Our three major foreign tax jurisdictions are China, Canada and Brazil. According to China tax regulatory framework, there is no statute of limitation on fraud or any criminal activities to deceive tax authorities. However, the general practice is going back five years, and general practice for records maintenance is 15 years. China tax authorities have performed limited reviews on all China subsidiaries as of tax years 2008, 2009, 2010 and 2011 with no significant issues noted. As of this statement filing date, we believe our tax positions are reasonably stated.

 

Lakeland Protective Wear, Inc., our Canadian subsidiary, follows Canada tax regulatory framework recording its tax expense and tax deferred assets or liabilities.

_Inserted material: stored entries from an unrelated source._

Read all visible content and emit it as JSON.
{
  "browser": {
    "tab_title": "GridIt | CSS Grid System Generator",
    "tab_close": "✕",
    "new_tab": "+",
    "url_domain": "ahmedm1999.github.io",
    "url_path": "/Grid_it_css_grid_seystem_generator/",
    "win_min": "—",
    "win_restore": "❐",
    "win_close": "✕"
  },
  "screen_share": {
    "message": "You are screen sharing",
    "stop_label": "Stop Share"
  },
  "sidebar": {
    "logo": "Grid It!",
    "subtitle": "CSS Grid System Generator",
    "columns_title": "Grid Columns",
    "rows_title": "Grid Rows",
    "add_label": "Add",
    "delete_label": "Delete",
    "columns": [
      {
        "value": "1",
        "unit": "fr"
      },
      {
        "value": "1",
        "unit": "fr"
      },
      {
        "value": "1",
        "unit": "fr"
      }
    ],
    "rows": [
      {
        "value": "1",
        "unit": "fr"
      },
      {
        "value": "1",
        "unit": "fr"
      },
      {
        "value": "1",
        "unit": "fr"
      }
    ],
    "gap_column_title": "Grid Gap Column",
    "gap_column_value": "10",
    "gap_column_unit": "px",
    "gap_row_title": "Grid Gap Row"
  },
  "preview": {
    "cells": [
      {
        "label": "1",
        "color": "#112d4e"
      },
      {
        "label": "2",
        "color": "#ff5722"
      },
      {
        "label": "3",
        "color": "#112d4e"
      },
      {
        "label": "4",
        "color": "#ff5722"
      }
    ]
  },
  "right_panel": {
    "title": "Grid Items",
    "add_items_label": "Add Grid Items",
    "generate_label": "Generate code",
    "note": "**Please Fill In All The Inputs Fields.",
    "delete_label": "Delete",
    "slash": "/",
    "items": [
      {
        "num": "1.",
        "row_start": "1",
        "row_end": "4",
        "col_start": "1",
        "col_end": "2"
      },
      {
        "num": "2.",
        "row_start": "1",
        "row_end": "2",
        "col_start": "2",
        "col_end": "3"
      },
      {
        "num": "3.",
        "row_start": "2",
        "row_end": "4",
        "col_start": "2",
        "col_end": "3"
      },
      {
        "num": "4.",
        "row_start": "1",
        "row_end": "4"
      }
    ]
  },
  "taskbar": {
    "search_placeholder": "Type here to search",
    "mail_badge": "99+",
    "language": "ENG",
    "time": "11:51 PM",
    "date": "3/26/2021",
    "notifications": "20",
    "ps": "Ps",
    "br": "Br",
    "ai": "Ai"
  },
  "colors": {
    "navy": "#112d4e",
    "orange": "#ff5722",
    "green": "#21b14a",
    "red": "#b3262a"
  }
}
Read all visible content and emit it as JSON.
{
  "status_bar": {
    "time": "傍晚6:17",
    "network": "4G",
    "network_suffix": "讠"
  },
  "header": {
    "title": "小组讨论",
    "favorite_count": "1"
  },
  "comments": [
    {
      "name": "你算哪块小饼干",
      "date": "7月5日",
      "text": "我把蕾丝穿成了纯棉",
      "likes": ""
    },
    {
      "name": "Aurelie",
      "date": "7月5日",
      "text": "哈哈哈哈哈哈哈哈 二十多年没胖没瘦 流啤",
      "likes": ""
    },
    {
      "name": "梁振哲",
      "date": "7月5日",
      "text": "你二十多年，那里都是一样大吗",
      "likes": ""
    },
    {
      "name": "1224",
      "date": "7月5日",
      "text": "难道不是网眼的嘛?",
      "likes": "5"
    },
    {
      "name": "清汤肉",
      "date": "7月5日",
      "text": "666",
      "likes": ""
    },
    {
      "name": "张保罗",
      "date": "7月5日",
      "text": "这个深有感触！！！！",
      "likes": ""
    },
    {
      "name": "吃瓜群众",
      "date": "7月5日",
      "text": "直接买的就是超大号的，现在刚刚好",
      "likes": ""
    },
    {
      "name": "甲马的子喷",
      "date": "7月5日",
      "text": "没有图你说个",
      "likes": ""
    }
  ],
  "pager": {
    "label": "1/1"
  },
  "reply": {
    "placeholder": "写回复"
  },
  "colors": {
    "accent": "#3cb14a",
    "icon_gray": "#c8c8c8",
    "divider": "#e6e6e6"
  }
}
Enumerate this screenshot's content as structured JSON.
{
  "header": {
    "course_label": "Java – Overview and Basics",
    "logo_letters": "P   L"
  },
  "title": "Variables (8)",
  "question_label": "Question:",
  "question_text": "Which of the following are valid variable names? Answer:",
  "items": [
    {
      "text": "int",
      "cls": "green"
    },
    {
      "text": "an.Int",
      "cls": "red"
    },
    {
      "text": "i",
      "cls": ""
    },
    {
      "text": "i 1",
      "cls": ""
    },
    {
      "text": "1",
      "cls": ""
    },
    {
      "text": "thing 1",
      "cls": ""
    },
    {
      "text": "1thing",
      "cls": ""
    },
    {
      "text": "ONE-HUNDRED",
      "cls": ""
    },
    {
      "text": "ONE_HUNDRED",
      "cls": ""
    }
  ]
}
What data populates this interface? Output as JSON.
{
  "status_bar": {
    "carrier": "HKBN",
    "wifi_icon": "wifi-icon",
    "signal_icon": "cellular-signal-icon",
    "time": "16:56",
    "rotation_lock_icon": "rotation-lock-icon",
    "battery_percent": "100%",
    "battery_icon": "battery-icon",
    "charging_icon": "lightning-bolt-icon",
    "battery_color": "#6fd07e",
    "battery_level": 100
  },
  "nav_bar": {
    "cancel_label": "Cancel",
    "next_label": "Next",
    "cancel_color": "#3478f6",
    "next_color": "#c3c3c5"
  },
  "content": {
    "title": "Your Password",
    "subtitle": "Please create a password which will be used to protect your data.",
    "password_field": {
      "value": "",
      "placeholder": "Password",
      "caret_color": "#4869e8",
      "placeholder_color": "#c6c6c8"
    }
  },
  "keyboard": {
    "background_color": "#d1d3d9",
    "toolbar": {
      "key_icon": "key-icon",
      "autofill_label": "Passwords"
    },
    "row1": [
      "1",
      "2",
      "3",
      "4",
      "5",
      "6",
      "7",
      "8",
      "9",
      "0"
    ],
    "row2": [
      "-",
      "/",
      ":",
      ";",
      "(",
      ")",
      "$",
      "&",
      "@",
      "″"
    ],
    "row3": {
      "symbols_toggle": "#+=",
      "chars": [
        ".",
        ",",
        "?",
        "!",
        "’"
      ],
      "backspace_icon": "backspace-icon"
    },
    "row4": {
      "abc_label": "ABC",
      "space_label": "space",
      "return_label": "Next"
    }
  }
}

As of this statement filing date, we believe the Company’s tax situation is reasonably stated, and we do not anticipate future tax liability.

 

The Company’s Brazilian subsidiary is under a tax audit, which raised some issues regarding the tax impact related to the merger held in 2008 and the resulting goodwill resulting from the structure which was set up at the Company's Brazilian counsel's suggestion. The Company has received a formal claim from the authorities in the amount of USD$1.1 million ($R2.3 million) (mostly fines and penalty). The Company has filed a lawsuit in order to cancel this claim. We are still in first administrative level, in case of loss we can appeal for other administrative level. Management believes it is possible that we will have success in our defense at the administrative level. In case we go to Judicial Level, management believes the chance of loss is remote.

 

The structure of our 2008 acquisition is relatively common in acquisitions of Brazilian operations made by non-Brazilian companies. In general, acquisitions with this structure have survived challenge by the taxing authorities in Brazil. The cumulative amount of tax benefits recognized on the Company’s books through July 31, 2012, resulting from the tax deduction of the goodwill amortization is approximately USD$808,000. This results from the goodwill on the Brazilian books which, for Brazilian tax purposes, is eligible for tax write-off over a five year period dating from November 2008.